Retomando o já referido artigo 69 da Lei 8.212/91, posteriormente reformulado pelas Leis 9.528/97 e 10.887/2004, observamos que o espírito do seu caput determina uma espécie de dever atribuído ao Poder Público, consubstanciado na necessidade de formulação de políticas que impeçam a má aplicação dos recursos da Previdência, criando programas permanentes de revisão da concessão e manutenção de benefícios. Os três primeiros parágrafos do artigo, por sua vez, e em consonância com as balizas fixadas no caput, estabelecem procedimentos para a apuração, por parte da Administração Pública, de eventuais irregularidades na atribuição ou manutenção de benefícios da Previdência.
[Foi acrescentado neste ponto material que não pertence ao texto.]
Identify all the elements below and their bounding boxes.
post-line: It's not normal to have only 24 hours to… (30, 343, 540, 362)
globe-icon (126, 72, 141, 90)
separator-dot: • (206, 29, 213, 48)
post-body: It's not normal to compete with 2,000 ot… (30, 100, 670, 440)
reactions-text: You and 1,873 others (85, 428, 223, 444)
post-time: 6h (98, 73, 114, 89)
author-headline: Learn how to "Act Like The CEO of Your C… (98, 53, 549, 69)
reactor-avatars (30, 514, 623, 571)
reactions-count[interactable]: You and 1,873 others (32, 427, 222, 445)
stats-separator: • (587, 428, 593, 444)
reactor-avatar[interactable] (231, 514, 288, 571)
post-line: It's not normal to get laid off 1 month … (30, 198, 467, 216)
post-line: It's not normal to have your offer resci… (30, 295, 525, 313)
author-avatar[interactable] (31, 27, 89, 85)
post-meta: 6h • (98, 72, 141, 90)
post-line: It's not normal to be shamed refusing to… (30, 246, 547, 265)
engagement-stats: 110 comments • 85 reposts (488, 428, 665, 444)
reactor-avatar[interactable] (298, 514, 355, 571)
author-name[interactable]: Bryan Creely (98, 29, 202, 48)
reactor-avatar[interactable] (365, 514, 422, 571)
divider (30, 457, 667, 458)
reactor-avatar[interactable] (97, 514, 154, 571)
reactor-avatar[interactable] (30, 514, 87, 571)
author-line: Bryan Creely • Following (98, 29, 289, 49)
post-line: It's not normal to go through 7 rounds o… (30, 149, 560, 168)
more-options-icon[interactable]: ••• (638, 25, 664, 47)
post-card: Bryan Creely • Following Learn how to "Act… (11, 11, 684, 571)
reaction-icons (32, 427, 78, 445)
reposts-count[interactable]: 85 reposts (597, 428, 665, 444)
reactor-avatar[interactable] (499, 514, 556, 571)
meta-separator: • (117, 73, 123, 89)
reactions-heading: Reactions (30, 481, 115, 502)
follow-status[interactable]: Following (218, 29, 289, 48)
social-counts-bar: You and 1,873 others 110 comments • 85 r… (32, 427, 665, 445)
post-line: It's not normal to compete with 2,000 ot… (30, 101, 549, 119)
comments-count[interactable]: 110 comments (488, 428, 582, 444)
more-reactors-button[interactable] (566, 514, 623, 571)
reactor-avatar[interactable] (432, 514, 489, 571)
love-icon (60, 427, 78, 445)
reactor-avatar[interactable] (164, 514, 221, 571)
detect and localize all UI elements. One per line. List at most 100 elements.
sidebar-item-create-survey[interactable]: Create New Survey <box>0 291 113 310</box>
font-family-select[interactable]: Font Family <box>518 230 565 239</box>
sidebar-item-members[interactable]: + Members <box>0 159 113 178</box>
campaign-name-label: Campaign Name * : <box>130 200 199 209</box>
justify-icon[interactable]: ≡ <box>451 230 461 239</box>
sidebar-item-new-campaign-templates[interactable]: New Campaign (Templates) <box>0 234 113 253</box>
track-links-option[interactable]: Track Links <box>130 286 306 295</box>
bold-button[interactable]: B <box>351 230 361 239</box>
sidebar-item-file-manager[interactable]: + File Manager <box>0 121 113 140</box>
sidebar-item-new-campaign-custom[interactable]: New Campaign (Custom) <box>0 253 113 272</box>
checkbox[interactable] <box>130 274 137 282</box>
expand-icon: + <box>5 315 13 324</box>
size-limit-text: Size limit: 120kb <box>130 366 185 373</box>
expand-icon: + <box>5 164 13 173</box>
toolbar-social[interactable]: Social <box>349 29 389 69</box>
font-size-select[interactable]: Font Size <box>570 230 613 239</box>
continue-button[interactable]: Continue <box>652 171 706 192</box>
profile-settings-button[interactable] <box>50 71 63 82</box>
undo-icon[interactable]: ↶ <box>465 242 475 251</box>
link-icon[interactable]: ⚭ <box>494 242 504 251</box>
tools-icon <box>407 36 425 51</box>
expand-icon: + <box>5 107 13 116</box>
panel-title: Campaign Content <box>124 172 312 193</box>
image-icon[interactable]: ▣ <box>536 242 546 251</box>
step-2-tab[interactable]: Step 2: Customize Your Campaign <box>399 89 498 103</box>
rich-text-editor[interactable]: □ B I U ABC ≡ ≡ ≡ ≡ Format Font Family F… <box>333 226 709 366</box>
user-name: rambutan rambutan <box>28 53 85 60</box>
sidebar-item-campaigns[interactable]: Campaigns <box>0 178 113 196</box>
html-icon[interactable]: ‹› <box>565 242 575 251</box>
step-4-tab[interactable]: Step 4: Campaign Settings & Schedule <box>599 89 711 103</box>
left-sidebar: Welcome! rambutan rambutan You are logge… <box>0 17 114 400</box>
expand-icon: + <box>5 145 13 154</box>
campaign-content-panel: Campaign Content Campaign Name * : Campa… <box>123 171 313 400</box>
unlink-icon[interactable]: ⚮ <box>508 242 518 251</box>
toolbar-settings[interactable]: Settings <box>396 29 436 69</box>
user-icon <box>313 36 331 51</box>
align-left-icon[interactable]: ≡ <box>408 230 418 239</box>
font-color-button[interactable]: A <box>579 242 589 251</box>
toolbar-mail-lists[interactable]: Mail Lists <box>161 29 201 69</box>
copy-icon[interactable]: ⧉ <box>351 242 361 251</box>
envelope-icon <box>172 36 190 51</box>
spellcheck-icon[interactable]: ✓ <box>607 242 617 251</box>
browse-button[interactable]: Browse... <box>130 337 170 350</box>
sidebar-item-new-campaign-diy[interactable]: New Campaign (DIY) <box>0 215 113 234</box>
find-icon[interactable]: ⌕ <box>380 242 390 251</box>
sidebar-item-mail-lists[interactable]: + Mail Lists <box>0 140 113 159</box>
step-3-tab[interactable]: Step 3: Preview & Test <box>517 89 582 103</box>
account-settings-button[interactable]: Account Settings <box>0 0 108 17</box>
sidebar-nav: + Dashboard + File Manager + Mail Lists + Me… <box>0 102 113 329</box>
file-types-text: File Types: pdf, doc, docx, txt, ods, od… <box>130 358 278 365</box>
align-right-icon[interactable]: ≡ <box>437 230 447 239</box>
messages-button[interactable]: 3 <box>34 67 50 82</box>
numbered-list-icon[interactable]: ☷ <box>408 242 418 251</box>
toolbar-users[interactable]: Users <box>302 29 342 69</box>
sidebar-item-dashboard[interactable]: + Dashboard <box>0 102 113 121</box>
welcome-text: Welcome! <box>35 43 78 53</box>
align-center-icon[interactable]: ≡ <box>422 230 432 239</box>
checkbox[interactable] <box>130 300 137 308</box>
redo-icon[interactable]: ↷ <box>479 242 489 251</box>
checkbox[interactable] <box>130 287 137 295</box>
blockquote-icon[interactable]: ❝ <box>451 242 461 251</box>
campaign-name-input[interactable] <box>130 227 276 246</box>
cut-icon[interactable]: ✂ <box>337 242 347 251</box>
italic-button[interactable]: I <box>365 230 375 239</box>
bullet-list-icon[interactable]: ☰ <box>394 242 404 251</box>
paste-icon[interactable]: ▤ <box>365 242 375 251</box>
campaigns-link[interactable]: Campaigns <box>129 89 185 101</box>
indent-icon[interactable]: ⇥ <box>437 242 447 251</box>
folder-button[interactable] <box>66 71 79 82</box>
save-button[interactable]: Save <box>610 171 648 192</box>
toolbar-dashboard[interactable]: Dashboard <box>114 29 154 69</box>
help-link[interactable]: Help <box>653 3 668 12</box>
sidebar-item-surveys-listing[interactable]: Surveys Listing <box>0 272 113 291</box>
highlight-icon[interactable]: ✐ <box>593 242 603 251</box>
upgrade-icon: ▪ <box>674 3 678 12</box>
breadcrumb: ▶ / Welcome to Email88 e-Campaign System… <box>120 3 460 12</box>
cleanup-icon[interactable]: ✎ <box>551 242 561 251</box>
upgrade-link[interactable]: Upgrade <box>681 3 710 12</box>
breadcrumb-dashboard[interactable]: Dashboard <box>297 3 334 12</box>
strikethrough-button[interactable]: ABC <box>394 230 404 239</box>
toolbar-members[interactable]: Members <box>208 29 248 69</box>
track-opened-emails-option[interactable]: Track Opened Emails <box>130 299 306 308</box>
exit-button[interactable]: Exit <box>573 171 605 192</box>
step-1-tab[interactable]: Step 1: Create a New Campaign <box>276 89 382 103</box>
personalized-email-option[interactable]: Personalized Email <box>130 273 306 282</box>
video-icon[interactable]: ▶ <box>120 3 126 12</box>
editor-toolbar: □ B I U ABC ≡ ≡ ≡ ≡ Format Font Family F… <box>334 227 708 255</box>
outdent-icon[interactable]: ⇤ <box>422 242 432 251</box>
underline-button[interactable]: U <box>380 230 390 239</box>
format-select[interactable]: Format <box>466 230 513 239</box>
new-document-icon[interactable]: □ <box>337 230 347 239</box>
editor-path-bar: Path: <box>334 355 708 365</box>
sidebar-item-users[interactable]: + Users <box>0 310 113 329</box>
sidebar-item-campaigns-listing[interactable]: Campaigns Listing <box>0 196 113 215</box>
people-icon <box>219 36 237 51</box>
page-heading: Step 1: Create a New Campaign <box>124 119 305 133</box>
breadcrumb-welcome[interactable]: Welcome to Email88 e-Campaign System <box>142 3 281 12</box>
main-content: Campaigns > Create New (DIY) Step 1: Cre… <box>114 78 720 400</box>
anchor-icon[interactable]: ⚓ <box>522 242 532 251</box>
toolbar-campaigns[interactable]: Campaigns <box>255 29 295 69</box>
Note-se que a consagração de regras relativas a procedimentos de apuração e a eventual punição por fraude, ou outra espécie de ilícito relacionado com a concessão ou manutenção desses benefícios, constitui norma de garantia para o cidadão, em estrita observância do devido processo legal.

No artigo 5, Incisos LIV e LV da Constituição Federal, pode ler-se que: “todos são iguais perante a Lei, sem distinção de qualquer natureza, garantindo-se aos brasileiros e aos estrangeiros residentes no País a inviolabilidade do direito à vida, à liberdade, à igualdade, à segurança e à propriedade, nos termos seguintes: “LIV - ninguém será privado da liberdade ou de seus bens sem o devido processo legal” e “LV - aos litigantes, em processo judicial ou administrativo, e aos acusados em geral são assegurados o contraditório e ampla defesa, com os meios e recursos a ela inerentes” (1988). O parágrafo 4º do artigo 69 da Lei 8.212/91, cuja

42 redação é mantida na Lei 9.528/97, quase sete anos depois, deve igualmente obedecer às fronteiras hermenêuticas fixadas no caput.

Se é certo que ao Estado é vedado punir o cidadão se tal não for feito em estrita observância das regras processuais previamente estabelecidas para apuração de factos ilícitos, também não é possível admitir uma interpretação que permita ao mesmo Estado punir o cidadão aposentado e/ou pensionista pelo simples facto de não ter procedido ao recenseamento, qualquer que seja o motivo, uma vez que o facto da recusa, por si só, não caracteriza ato ilícito. Além disso, não é apenas a interpretação sistemática interna à norma do artigo 69 e seus parágrafos da Lei 8.212/91 que rejeita a figura do recadastramento e seu corolário obrigacional coercivo, que atualmente prevalece, como, também, a interpretação sistemática externa.

Ao comparar o referido parágrafo 4º com outros mecanismos de controlo e fiscalização de óbitos de beneficiários dos dois regimes de Previdência, mais afetos à própria natureza intrínseca do Estado e expressos nos sistemas SISOBI e SIRC, fica claro que o recenseamento não pode ser interpretado como recadastramento, como sempre aconteceu. O efeito desta interpretação, no que diz respeito aos servidores públicos, revela que todo o artigo 9 da Lei 9.527/1997 foi revogado pela Lei 10.887/2004 que instituiu o regime do recenseamento, na perspetiva até aqui exposta, de forma unitária para os dois regimes.